Know when to readapt your strategies and when you need to change direction.
- Take the blame and learn from it. Stop finding excuses and stop relating what’s happening to you to external circumstances.
This mindset has never led to a better situation and will just keep you on a vicious circle of negativism. Understand and acknowledge your errors in any situation and learn from them.
- Set realistic expectations and take actions towards them. Never overpromise. Understand what you can really achieve and stick to it.
- Focus on your strengths and use them. Stop wasting your energy on trying to fix things that won’t help you achieve your goal. Allocate more time to perfecting your strengths than on working on your weaknesses.
- Get out of your comfort zone and be creative. Failing in something means that you tried hard enough to find that it doesn’t work. You’re courageous, be proud of that.
Keep in mind that you learn more from failures than you do from success. If “bad” things happen, always remember that you did not fail, you just found a way that doesn’t work.
- Persevere and be consistent in your work towards your goal. Persistence in the face of failure is very often rewarded with success. Never forget that you are not what happens to you, but rather how you deal with what happens to you is what makes you.
- You are not the only one. Many successful inventors, entrepreneurs, and politicians have been in your situation, and many of them believe their successive failures led to their ultimate success. It strengthened them, made them more creative, more mature and helped them in finding the real path to follow.
The Bible
The beauty of the Bible is that it is about real people who suffered and failed just like we do today. None of these characters were perfect, yet they all made great contributions to teaching us how to live today.
Peter was one such man. He was loud and impetuous. He was always the biggest personality in any group. He was the only disciple who took up Jesus’s offer to walk on water, and he ended up getting wet.
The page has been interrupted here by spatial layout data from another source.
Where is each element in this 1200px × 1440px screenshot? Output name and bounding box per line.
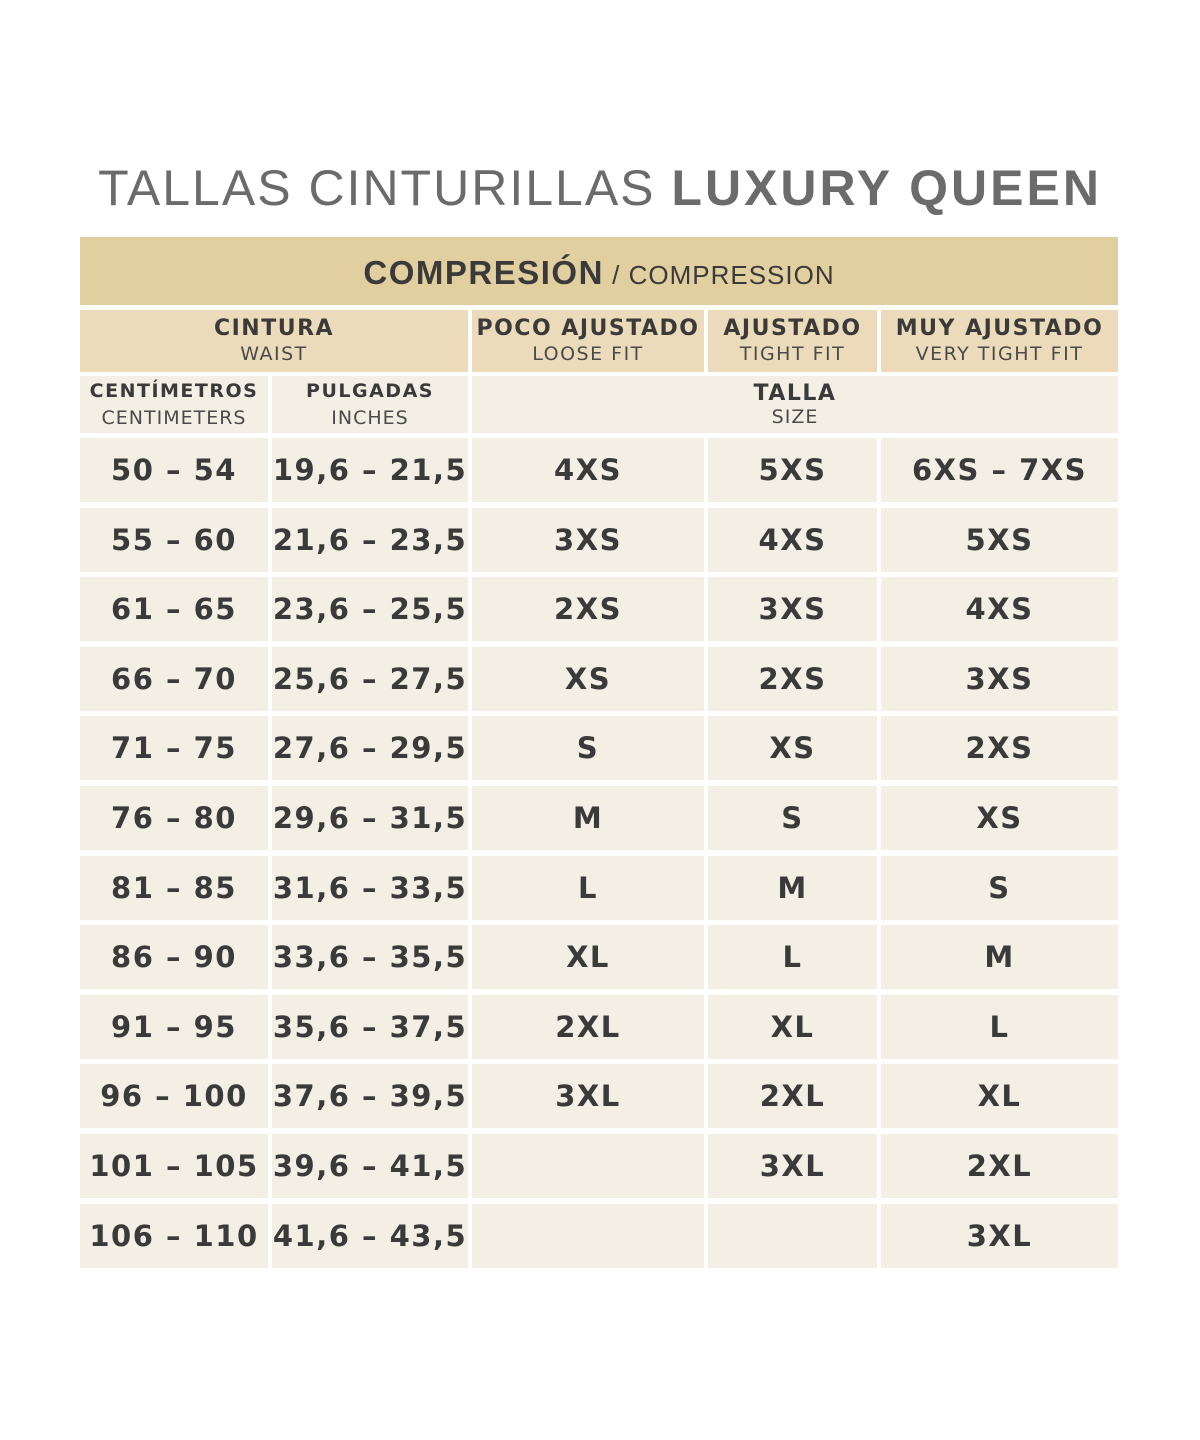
cell-tight-fit-size: 2XS xyxy=(708,647,877,711)
cell-very-tight-fit-size: 3XL xyxy=(881,1204,1118,1268)
cell-very-tight-fit-size: 4XS xyxy=(881,577,1118,641)
cell-centimeters: 86 – 90 xyxy=(80,925,268,989)
header-waist-en: WAIST xyxy=(240,343,308,365)
header-very-tight-en: VERY TIGHT FIT xyxy=(915,343,1084,365)
cell-loose-fit-size: M xyxy=(472,786,704,850)
header-waist: CINTURA WAIST xyxy=(80,310,468,372)
header-tight-fit: AJUSTADO TIGHT FIT xyxy=(708,310,877,372)
cell-tight-fit-size: 3XL xyxy=(708,1134,877,1198)
header-centimeters: CENTÍMETROS CENTIMETERS xyxy=(80,376,268,433)
header-size-en: SIZE xyxy=(771,405,819,428)
page-title: TALLAS CINTURILLAS LUXURY QUEEN xyxy=(0,158,1200,218)
header-loose-es: POCO AJUSTADO xyxy=(476,316,700,341)
cell-inches: 41,6 – 43,5 xyxy=(272,1204,468,1268)
cell-loose-fit-size: 3XS xyxy=(472,508,704,572)
cell-loose-fit-size: XL xyxy=(472,925,704,989)
cell-loose-fit-size: L xyxy=(472,856,704,920)
cell-centimeters: 81 – 85 xyxy=(80,856,268,920)
cell-inches: 23,6 – 25,5 xyxy=(272,577,468,641)
cell-very-tight-fit-size: 2XL xyxy=(881,1134,1118,1198)
cell-loose-fit-size: S xyxy=(472,716,704,780)
title-light: TALLAS CINTURILLAS xyxy=(98,160,672,216)
header-very-tight-es: MUY AJUSTADO xyxy=(895,316,1104,341)
cell-centimeters: 50 – 54 xyxy=(80,438,268,502)
cell-tight-fit-size: M xyxy=(708,856,877,920)
cell-tight-fit-size: S xyxy=(708,786,877,850)
cell-inches: 27,6 – 29,5 xyxy=(272,716,468,780)
cell-very-tight-fit-size: S xyxy=(881,856,1118,920)
header-loose-en: LOOSE FIT xyxy=(532,343,644,365)
cell-inches: 19,6 – 21,5 xyxy=(272,438,468,502)
cell-inches: 29,6 – 31,5 xyxy=(272,786,468,850)
header-size-es: TALLA xyxy=(753,380,837,406)
cell-centimeters: 101 – 105 xyxy=(80,1134,268,1198)
cell-very-tight-fit-size: L xyxy=(881,995,1118,1059)
cell-loose-fit-size xyxy=(472,1204,704,1268)
cell-loose-fit-size: XS xyxy=(472,647,704,711)
cell-very-tight-fit-size: XL xyxy=(881,1064,1118,1128)
cell-inches: 35,6 – 37,5 xyxy=(272,995,468,1059)
cell-inches: 37,6 – 39,5 xyxy=(272,1064,468,1128)
header-tight-es: AJUSTADO xyxy=(723,316,862,341)
header-waist-es: CINTURA xyxy=(213,316,335,341)
cell-centimeters: 76 – 80 xyxy=(80,786,268,850)
cell-very-tight-fit-size: XS xyxy=(881,786,1118,850)
cell-inches: 33,6 – 35,5 xyxy=(272,925,468,989)
cell-centimeters: 91 – 95 xyxy=(80,995,268,1059)
cell-centimeters: 96 – 100 xyxy=(80,1064,268,1128)
header-tight-en: TIGHT FIT xyxy=(739,343,846,365)
cell-very-tight-fit-size: 6XS – 7XS xyxy=(881,438,1118,502)
cell-tight-fit-size: L xyxy=(708,925,877,989)
compression-band: COMPRESIÓN / COMPRESSION xyxy=(80,237,1118,305)
cell-loose-fit-size: 2XS xyxy=(472,577,704,641)
header-very-tight-fit: MUY AJUSTADO VERY TIGHT FIT xyxy=(881,310,1118,372)
cell-tight-fit-size: 4XS xyxy=(708,508,877,572)
cell-centimeters: 55 – 60 xyxy=(80,508,268,572)
cell-very-tight-fit-size: M xyxy=(881,925,1118,989)
header-cm-en: CENTIMETERS xyxy=(101,406,247,429)
cell-loose-fit-size xyxy=(472,1134,704,1198)
cell-tight-fit-size: 2XL xyxy=(708,1064,877,1128)
compression-label-en: / COMPRESSION xyxy=(603,260,835,290)
header-size: TALLA SIZE xyxy=(472,376,1118,433)
cell-inches: 25,6 – 27,5 xyxy=(272,647,468,711)
cell-very-tight-fit-size: 3XS xyxy=(881,647,1118,711)
header-inches: PULGADAS INCHES xyxy=(272,376,468,433)
cell-loose-fit-size: 3XL xyxy=(472,1064,704,1128)
cell-tight-fit-size: 5XS xyxy=(708,438,877,502)
cell-tight-fit-size xyxy=(708,1204,877,1268)
title-brand: LUXURY QUEEN xyxy=(671,160,1102,216)
cell-loose-fit-size: 4XS xyxy=(472,438,704,502)
cell-centimeters: 106 – 110 xyxy=(80,1204,268,1268)
cell-inches: 21,6 – 23,5 xyxy=(272,508,468,572)
cell-very-tight-fit-size: 2XS xyxy=(881,716,1118,780)
cell-tight-fit-size: 3XS xyxy=(708,577,877,641)
cell-tight-fit-size: XL xyxy=(708,995,877,1059)
cell-inches: 31,6 – 33,5 xyxy=(272,856,468,920)
cell-centimeters: 61 – 65 xyxy=(80,577,268,641)
cell-tight-fit-size: XS xyxy=(708,716,877,780)
header-cm-es: CENTÍMETROS xyxy=(89,379,259,402)
cell-very-tight-fit-size: 5XS xyxy=(881,508,1118,572)
header-loose-fit: POCO AJUSTADO LOOSE FIT xyxy=(472,310,704,372)
cell-centimeters: 71 – 75 xyxy=(80,716,268,780)
cell-inches: 39,6 – 41,5 xyxy=(272,1134,468,1198)
cell-centimeters: 66 – 70 xyxy=(80,647,268,711)
cell-loose-fit-size: 2XL xyxy=(472,995,704,1059)
header-inches-en: INCHES xyxy=(331,406,409,429)
compression-label-es: COMPRESIÓN xyxy=(363,254,604,291)
header-inches-es: PULGADAS xyxy=(306,379,434,402)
Despite Jesus predicting that Peter would deny Him, Peter boldly claimed that would never happen. Scarcely hours later, Peter was accused of being a follower of Jesus and Peter not only denied he knew Jesus, but he did it three times. He was a complete failure and fraud.
Yet, Peter was the first disciple whom Jesus appeared to after His resurrection. Jesus mentored him along the shores of the Sea of Galilee, and Peter became the rock of the Christian church. He ultimately penned two of the books of the Bible (1 Peter and 2 Peter).
If Peter can overcome failure, we all can. Just like Peter, when we encounter failure, we need to learn, listen and be humble. And trust that success is still in our future.